If you’re like our family, local food is our language of love. Sitting around the corner from our neighborhood is Goros, where I first tasted sushi as a teenager. I remember there was an affordable happy hour, and I would rave about this place to all my friends like I found a secret establishment. I took my wife on one of our first dates in Goros, and we sat at the bar while the chef cooked us some special “off menu” dishes to enjoy while we sipped sake and Sapporo . Further down the road is El Taco De Jalisco. I know it’s a sensitive topic here, but these are some of the best tacos in town. The lady at the drive-thru always has a smile on her face and she always makes sure your bag includes the free sopapillas that come with your meal. You can still smell the cinnamon and sugar on the way back. On the other side of our neighborhood is Miss Chickpea’s Bakeshop. I recommend trying their pupusas with plantain chips. They have a little outside seating area where my son and I will try to name every passing car on Callaghan Road while we have lunch.
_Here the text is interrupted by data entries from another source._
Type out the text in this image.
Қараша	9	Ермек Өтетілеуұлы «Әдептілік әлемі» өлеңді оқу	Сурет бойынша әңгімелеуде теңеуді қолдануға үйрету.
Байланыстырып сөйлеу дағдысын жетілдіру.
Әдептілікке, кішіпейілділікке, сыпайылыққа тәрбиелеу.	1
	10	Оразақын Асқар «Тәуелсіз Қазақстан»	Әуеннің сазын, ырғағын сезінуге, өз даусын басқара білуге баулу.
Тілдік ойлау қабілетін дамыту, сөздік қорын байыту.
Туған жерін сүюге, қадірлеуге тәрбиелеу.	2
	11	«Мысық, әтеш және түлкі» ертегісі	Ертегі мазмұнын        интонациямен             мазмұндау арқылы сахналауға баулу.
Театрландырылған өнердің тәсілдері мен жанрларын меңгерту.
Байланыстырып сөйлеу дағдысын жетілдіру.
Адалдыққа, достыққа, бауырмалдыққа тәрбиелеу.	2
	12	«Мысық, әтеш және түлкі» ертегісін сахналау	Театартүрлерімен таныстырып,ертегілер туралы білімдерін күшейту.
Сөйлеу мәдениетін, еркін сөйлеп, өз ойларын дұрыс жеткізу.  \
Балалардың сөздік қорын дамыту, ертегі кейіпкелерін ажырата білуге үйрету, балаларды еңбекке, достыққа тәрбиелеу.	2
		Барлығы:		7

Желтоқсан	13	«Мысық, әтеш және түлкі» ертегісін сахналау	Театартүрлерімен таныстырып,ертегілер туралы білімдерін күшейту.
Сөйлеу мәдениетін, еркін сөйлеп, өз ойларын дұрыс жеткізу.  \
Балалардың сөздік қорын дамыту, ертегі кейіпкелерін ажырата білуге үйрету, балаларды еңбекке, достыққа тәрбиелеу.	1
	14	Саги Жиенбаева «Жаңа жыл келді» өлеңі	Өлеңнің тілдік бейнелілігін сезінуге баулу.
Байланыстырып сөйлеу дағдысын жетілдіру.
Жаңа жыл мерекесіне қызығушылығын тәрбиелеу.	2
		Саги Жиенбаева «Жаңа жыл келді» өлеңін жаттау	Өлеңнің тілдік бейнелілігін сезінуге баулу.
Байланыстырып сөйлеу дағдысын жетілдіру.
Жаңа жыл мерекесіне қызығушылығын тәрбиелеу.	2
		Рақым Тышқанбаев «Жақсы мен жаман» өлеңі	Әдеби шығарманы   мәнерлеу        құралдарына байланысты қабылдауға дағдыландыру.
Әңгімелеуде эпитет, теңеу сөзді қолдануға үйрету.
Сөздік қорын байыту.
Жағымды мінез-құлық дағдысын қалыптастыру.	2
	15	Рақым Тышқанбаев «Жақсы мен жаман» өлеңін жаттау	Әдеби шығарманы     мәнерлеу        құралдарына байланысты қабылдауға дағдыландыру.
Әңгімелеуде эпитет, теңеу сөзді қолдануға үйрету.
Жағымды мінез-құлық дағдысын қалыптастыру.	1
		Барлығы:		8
One of the best amenities of the Greenbriar neighborhood is that it’s central to everything. We are a short drive from Hardberger Park and a 15 minute drive from our old Broadway playground. If I could improve one aspect of our neighborhood, it would be the ability to walk and cycle in this area. As an advocate for sidewalks, trails and bike lanes, it is sometimes strange to come home to a neighborhood without sidewalks, bike lanes or trails within walking distance. I hope one day to see improved infrastructure for cyclists and pedestrians.
But the compromise is fair in my eyes. No one ever says, “Home is where the sidewalks are.” My home is built with memories and new traditions created by my wonderful family. I love being able to lower the movie screen, pitch a tent, make s’mores, and host movie nights. I appreciate the shade from the mature trees and the birds that come to visit. And only my family will ever know what my son named the two pear trees we planted together in our garden. It’s my house; this is where I live.